The fact that the sanctions, and bombings, are being directed against a country deemed "rogue" by the United States, when sanctions and condemnations against ally Israel for much worse transgressions against international law and neighboring countries have been ignored over and over again, is deepening a rage within the Arab world. This seething bitterness is likely to create dangerous, terrorizing consequences for generations. After all, it is obvious to most who is on the bombable side of the double standard, even if the United States chooses to be blind to this reality. The fact that the U.S. and other western nations have been largely responsible for arming virtually all the Middle Eastern nations is simply glossed over. The discriminatory application of sanctions, disarmament, and bombings only against Iraq in a region where Israel is, in fact, known by much of the rest of the world to be the most violent, "rogue" nation, is foolish because it ignores context and principles of fairness. Only the United States and Britain, along with Israel, seem unable to comprehend the dangers of such blatantly uneven justice.

These criminal, lawless acts committed by the United States are extremely dangerous, not just to their immediate victims, but because they are committed with such absolute, total impunity from any accountability, domestically and/or internationally. There is no existing democratic force/process that is willing, or able, to enforce the laws and impose sanctions against the outlaw nation, the United States of America. U.S. policies are continually made unilaterally, according to grotesque, self-serving double standards. They use bully forces totally out of control and increasingly threatening to the hearts, minds, and bodies of the majority of the world’s peoples. The entire world is extraordinarily endangered because of this behavior and the arrogance behind it. As the U.S. government insists on committing unilaterally initiated acts of wholesale terrorism, the people of the U.S. become ever more vulnerable to the likelihood of increased acts of retail terrorism by the desperate, enraged voices of the voiceless.

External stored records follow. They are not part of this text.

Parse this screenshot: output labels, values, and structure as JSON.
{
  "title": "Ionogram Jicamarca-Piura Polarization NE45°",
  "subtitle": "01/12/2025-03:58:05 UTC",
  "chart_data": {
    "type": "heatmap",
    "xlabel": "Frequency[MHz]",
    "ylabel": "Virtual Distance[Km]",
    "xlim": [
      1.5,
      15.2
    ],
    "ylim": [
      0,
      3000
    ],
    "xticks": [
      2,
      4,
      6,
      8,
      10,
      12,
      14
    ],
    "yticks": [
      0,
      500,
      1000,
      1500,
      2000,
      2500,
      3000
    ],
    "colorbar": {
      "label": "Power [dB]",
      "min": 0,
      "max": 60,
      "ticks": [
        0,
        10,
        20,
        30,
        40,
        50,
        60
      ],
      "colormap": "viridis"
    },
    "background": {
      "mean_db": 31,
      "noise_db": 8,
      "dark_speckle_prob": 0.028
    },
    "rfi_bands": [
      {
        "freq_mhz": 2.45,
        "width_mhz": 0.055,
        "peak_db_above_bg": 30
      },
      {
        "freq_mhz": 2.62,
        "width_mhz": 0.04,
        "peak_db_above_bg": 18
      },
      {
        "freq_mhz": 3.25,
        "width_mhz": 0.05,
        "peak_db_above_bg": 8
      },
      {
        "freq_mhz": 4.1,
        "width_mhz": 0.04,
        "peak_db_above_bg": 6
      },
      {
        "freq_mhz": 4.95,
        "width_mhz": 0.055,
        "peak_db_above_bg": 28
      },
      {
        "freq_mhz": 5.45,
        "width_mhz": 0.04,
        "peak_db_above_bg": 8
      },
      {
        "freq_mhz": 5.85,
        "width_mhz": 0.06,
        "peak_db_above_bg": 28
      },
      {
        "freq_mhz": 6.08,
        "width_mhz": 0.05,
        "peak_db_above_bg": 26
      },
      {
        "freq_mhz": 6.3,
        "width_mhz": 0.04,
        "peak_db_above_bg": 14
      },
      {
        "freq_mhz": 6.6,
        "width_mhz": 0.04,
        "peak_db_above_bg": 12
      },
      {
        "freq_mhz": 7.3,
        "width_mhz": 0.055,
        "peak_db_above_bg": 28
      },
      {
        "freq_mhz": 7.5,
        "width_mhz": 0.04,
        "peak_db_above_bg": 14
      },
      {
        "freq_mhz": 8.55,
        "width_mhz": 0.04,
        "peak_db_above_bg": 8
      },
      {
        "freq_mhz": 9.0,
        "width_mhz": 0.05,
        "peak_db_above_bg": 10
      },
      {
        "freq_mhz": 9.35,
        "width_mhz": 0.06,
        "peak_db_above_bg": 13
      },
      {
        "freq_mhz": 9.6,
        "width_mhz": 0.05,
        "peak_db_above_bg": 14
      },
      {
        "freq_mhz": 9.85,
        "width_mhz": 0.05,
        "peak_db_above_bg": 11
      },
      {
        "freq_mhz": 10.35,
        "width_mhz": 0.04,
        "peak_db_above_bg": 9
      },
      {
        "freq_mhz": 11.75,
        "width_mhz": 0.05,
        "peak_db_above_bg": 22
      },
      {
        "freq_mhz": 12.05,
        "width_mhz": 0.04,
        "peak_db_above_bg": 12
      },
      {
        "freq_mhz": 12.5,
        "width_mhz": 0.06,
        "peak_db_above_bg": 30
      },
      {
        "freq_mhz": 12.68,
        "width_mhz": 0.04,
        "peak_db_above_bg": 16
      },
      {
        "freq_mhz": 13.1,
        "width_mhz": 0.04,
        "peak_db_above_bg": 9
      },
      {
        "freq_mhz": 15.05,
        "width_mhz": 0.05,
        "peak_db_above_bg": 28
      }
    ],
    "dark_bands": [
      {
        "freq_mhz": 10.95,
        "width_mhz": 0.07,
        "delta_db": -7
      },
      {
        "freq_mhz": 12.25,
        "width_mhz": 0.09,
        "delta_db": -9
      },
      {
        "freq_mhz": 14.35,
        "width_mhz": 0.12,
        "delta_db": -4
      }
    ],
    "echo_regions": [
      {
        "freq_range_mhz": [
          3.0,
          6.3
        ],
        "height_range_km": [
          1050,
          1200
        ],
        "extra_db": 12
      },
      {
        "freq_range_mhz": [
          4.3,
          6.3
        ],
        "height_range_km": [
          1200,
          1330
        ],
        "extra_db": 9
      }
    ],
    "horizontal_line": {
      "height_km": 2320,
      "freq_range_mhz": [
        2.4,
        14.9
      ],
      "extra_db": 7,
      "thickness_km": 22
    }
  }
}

It would indeed be extraordinarily courageous if the elected U.S. Congressional representatives chose to uphold their Constitutional oath of office by vigorously challenging authentic impeachable offenses of Presidential acts of war directed against sovereign nations. Instead, for example, Congress in 1998-99 focused on impeaching President Clinton for lying about consensual sex, and perhaps about other prurient activities. Acts of war require Constitutional deliberation by Congress. If the Congress concludes that the President has unilaterally conducted war, then impeachment is, conceivably, mandated. If the Congress had deliberatively concluded in advance the political risks of, and genuine defensive needs for a declaration of war as the Constitution requires by law then, of course, the President would serve as the Constitutional commander-in-chief of the armed forces in carrying out the Congressional declaration. Genuine and conscientious adherence to this process could go a long way toward ending the historic pattern of dangerous U.S. imperialism as initiated by virtually every 20th Century president. U.S. aggressive hegemony has greatly contributed to an increasingly unjust and unstable world.

If we are to survive the next millenium with dignity (or at all) in a world already comprised of 210 nations and 6 billion people, the U.S. must learn to abide by an ecological politics of justice for all species, for all peoples.